第十一話・ドラゴンの頼み事
「なるほどのう。もしかしてこの部屋の中に上へとあがる階段があるやも
しれんと思い、ここへ入ってきた。そういう訳なのじゃな?」
「.........ああ」
ドラゴンの確認の問いに、俺は静かに頭を縦にコクンと小さく下げる。
「しかし貴様。いくら出口があるやもしれんからといって、よくもまぁ
そんな低い可能性の理由だけで、あんな馬鹿重い扉を開けようと思ったな?」
「ん?それはあんな大きな扉だ。
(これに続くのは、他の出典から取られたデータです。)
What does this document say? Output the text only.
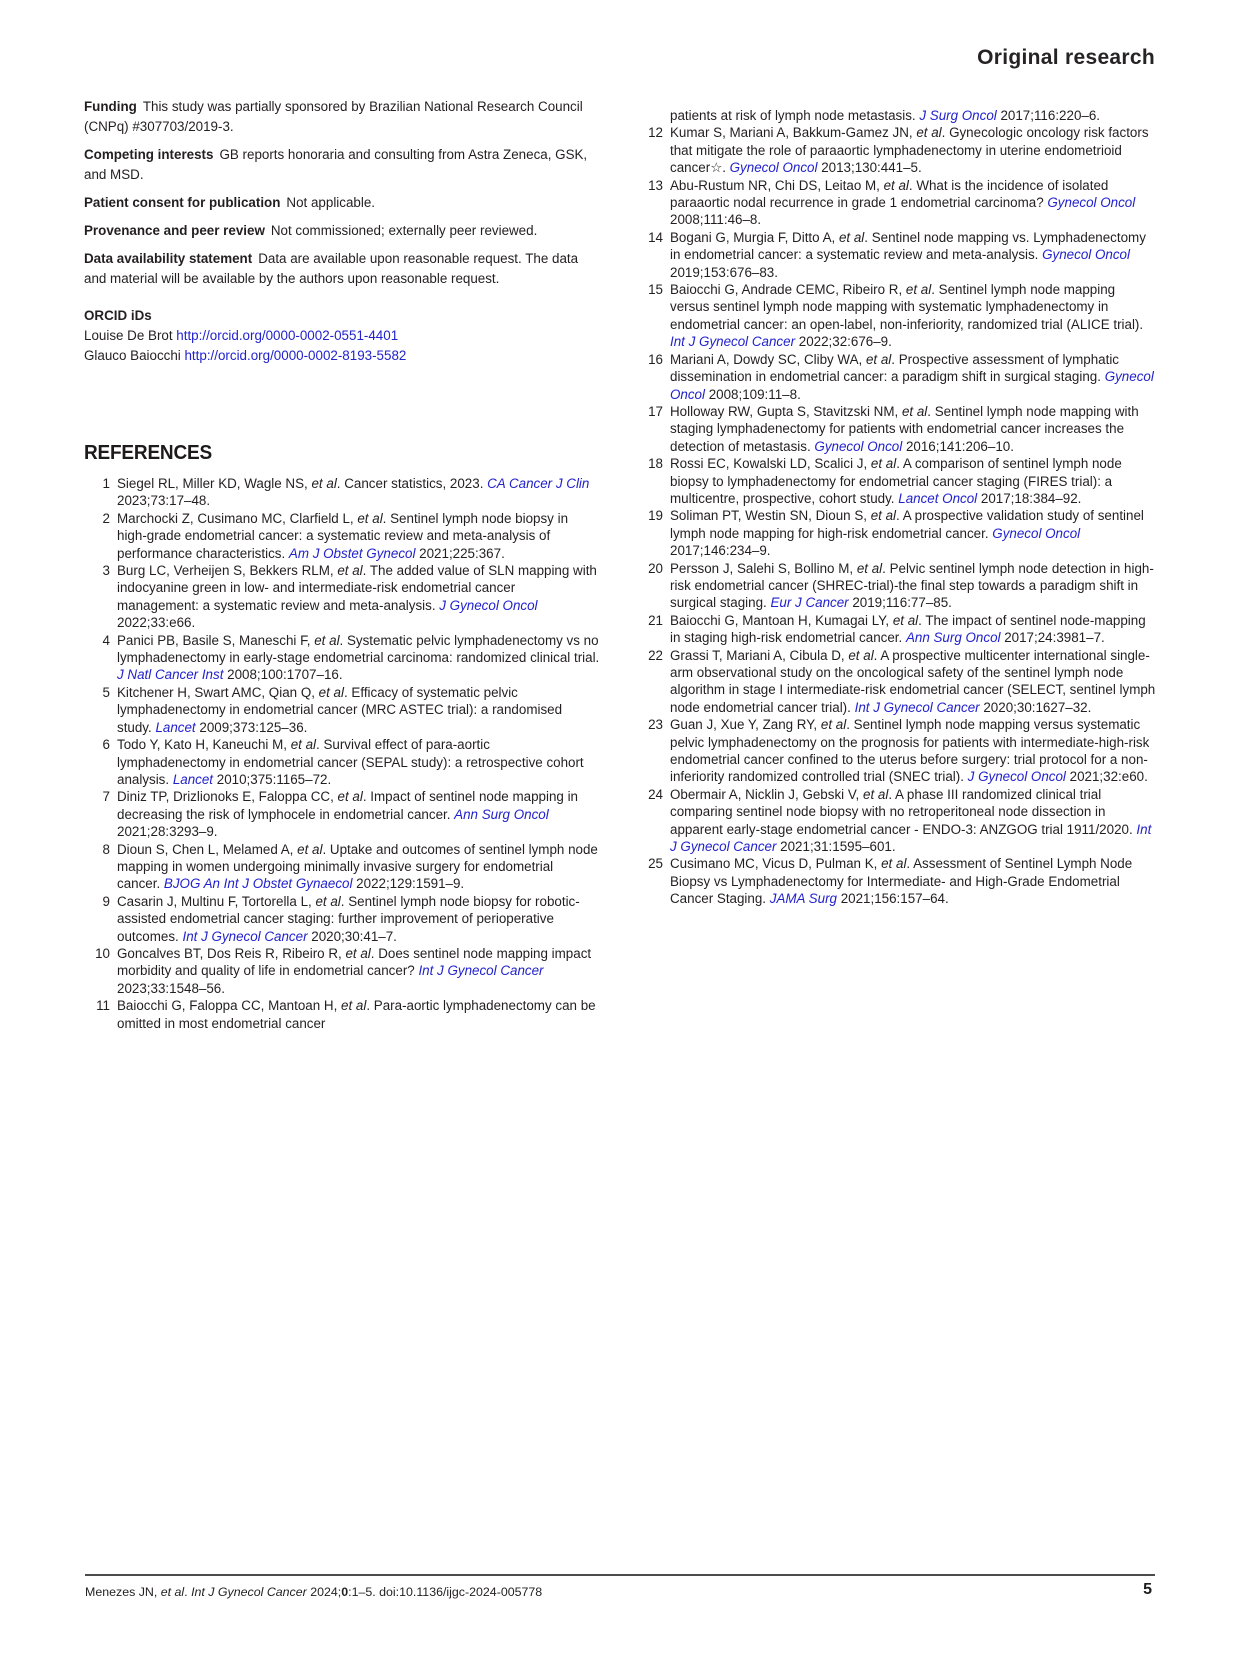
Original research

Funding This study was partially sponsored by Brazilian National Research Council (CNPq) #307703/2019-3.

Competing interests GB reports honoraria and consulting from Astra Zeneca, GSK, and MSD.

Patient consent for publication Not applicable.

Provenance and peer review Not commissioned; externally peer reviewed.

Data availability statement Data are available upon reasonable request. The data and material will be available by the authors upon reasonable request.

ORCID iDs
Louise De Brot http://orcid.org/0000-0002-0551-4401
Glauco Baiocchi http://orcid.org/0000-0002-8193-5582
REFERENCES
1 Siegel RL, Miller KD, Wagle NS, et al. Cancer statistics, 2023. CA Cancer J Clin 2023;73:17–48.
2 Marchocki Z, Cusimano MC, Clarfield L, et al. Sentinel lymph node biopsy in high-grade endometrial cancer: a systematic review and meta-analysis of performance characteristics. Am J Obstet Gynecol 2021;225:367.
3 Burg LC, Verheijen S, Bekkers RLM, et al. The added value of SLN mapping with indocyanine green in low- and intermediate-risk endometrial cancer management: a systematic review and meta-analysis. J Gynecol Oncol 2022;33:e66.
4 Panici PB, Basile S, Maneschi F, et al. Systematic pelvic lymphadenectomy vs no lymphadenectomy in early-stage endometrial carcinoma: randomized clinical trial. J Natl Cancer Inst 2008;100:1707–16.
5 Kitchener H, Swart AMC, Qian Q, et al. Efficacy of systematic pelvic lymphadenectomy in endometrial cancer (MRC ASTEC trial): a randomised study. Lancet 2009;373:125–36.
6 Todo Y, Kato H, Kaneuchi M, et al. Survival effect of para-aortic lymphadenectomy in endometrial cancer (SEPAL study): a retrospective cohort analysis. Lancet 2010;375:1165–72.
7 Diniz TP, Drizlionoks E, Faloppa CC, et al. Impact of sentinel node mapping in decreasing the risk of lymphocele in endometrial cancer. Ann Surg Oncol 2021;28:3293–9.
8 Dioun S, Chen L, Melamed A, et al. Uptake and outcomes of sentinel lymph node mapping in women undergoing minimally invasive surgery for endometrial cancer. BJOG An Int J Obstet Gynaecol 2022;129:1591–9.
9 Casarin J, Multinu F, Tortorella L, et al. Sentinel lymph node biopsy for robotic-assisted endometrial cancer staging: further improvement of perioperative outcomes. Int J Gynecol Cancer 2020;30:41–7.
10 Goncalves BT, Dos Reis R, Ribeiro R, et al. Does sentinel node mapping impact morbidity and quality of life in endometrial cancer? Int J Gynecol Cancer 2023;33:1548–56.
11 Baiocchi G, Faloppa CC, Mantoan H, et al. Para-aortic lymphadenectomy can be omitted in most endometrial cancer
patients at risk of lymph node metastasis. J Surg Oncol 2017;116:220–6.
12 Kumar S, Mariani A, Bakkum-Gamez JN, et al. Gynecologic oncology risk factors that mitigate the role of paraaortic lymphadenectomy in uterine endometrioid cancer☆. Gynecol Oncol 2013;130:441–5.
13 Abu-Rustum NR, Chi DS, Leitao M, et al. What is the incidence of isolated paraaortic nodal recurrence in grade 1 endometrial carcinoma? Gynecol Oncol 2008;111:46–8.
14 Bogani G, Murgia F, Ditto A, et al. Sentinel node mapping vs. Lymphadenectomy in endometrial cancer: a systematic review and meta-analysis. Gynecol Oncol 2019;153:676–83.
15 Baiocchi G, Andrade CEMC, Ribeiro R, et al. Sentinel lymph node mapping versus sentinel lymph node mapping with systematic lymphadenectomy in endometrial cancer: an open-label, non-inferiority, randomized trial (ALICE trial). Int J Gynecol Cancer 2022;32:676–9.
16 Mariani A, Dowdy SC, Cliby WA, et al. Prospective assessment of lymphatic dissemination in endometrial cancer: a paradigm shift in surgical staging. Gynecol Oncol 2008;109:11–8.
17 Holloway RW, Gupta S, Stavitzski NM, et al. Sentinel lymph node mapping with staging lymphadenectomy for patients with endometrial cancer increases the detection of metastasis. Gynecol Oncol 2016;141:206–10.
18 Rossi EC, Kowalski LD, Scalici J, et al. A comparison of sentinel lymph node biopsy to lymphadenectomy for endometrial cancer staging (FIRES trial): a multicentre, prospective, cohort study. Lancet Oncol 2017;18:384–92.
19 Soliman PT, Westin SN, Dioun S, et al. A prospective validation study of sentinel lymph node mapping for high-risk endometrial cancer. Gynecol Oncol 2017;146:234–9.
20 Persson J, Salehi S, Bollino M, et al. Pelvic sentinel lymph node detection in high-risk endometrial cancer (SHREC-trial)-the final step towards a paradigm shift in surgical staging. Eur J Cancer 2019;116:77–85.
21 Baiocchi G, Mantoan H, Kumagai LY, et al. The impact of sentinel node-mapping in staging high-risk endometrial cancer. Ann Surg Oncol 2017;24:3981–7.
22 Grassi T, Mariani A, Cibula D, et al. A prospective multicenter international single-arm observational study on the oncological safety of the sentinel lymph node algorithm in stage I intermediate-risk endometrial cancer (SELECT, sentinel lymph node endometrial cancer trial). Int J Gynecol Cancer 2020;30:1627–32.
23 Guan J, Xue Y, Zang RY, et al. Sentinel lymph node mapping versus systematic pelvic lymphadenectomy on the prognosis for patients with intermediate-high-risk endometrial cancer confined to the uterus before surgery: trial protocol for a non-inferiority randomized controlled trial (SNEC trial). J Gynecol Oncol 2021;32:e60.
24 Obermair A, Nicklin J, Gebski V, et al. A phase III randomized clinical trial comparing sentinel node biopsy with no retroperitoneal node dissection in apparent early-stage endometrial cancer - ENDO-3: ANZGOG trial 1911/2020. Int J Gynecol Cancer 2021;31:1595–601.
25 Cusimano MC, Vicus D, Pulman K, et al. Assessment of Sentinel Lymph Node Biopsy vs Lymphadenectomy for Intermediate- and High-Grade Endometrial Cancer Staging. JAMA Surg 2021;156:157–64.
Menezes JN, et al. Int J Gynecol Cancer 2024;0:1–5. doi:10.1136/ijgc-2024-005778	5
もしかしたらこの部屋の中に何か良いレアな
おたか―――ゲフン、ゲフンッ!イヤ!な、なんでもない......ぞ!」
俺は語っている途中で「この部屋の宝=このドラゴンの持ち物じゃん!」と、
ふと気づくと、うっかり喋りそうになった言葉を強引に口の中に引っ込めた。
「ほう...この部屋に入ったのは、お宝が目的だったというわけ...か...?」
ハヒィィィイイィ―――ッ!?
誤魔化せてなかったぁぁぁぁああぁぁっ!!?
「はは...え、えっと、そ、それは言葉のあやというか...なんと言うか......」
俺はドラゴンの地獄耳に目を丸くして驚き、身振り手振りで説明して、
懸命に言い訳を吐き続けていると......
「そんなに我のお宝を欲しいのなら、別にお前にくれてやっても構わんぞ?」
え!
マジで!?
このドラゴンさん、今俺に宝をあげてもいいって言った...よね!?
「ほ、本当に貰っちゃってもいいの?マジ貰っちゃうよ?」
あっさりと宝をくれてやると述べてくるドラゴンに、つい俺の素の性格が
表に出てしまう。
「ああ...構わん。別にあんな物、我に取っては全くいらん無用の長物じゃしのう。
じゃからお前にくれてやっても良い...のじゃが、但し...ひとつだけ条件がある!」
「条件...ですか?」
そ、それは俺に叶えられる範囲の条件なんでしょうか?
身体の一部や、命に関わる何かを差し出せとかだったら、嫌だな。
もしそうだったら、どうしよう。
そうなった時は、全力で逃げ出さなきゃなっ!
でも絶対に逃げ切る事は無理だよね。
だって、これから逃げ切れる自信が全くないもん。
くぅ、こ、こうなったらどうかお願いしますっ!
俺にもできるような楽勝の条件ごとでありますようにぃぃぃいっ!
俺がドラゴンの条件とは何なんだと、思考を懸命にグルグル、グルグルと
回していたその時、
『我をお前の仲間として、一緒に連れて行け!』
ドラゴンがニヤリと口角を上げて、お宝との交換条件を発してくる。
「は、はぁあぁぁっ!?あ、貴方を一緒に連れていけだってぇぇええっ!??」
ドラゴンの発する条件を聞いた俺は、目を大きく見開いて喫驚してしまう。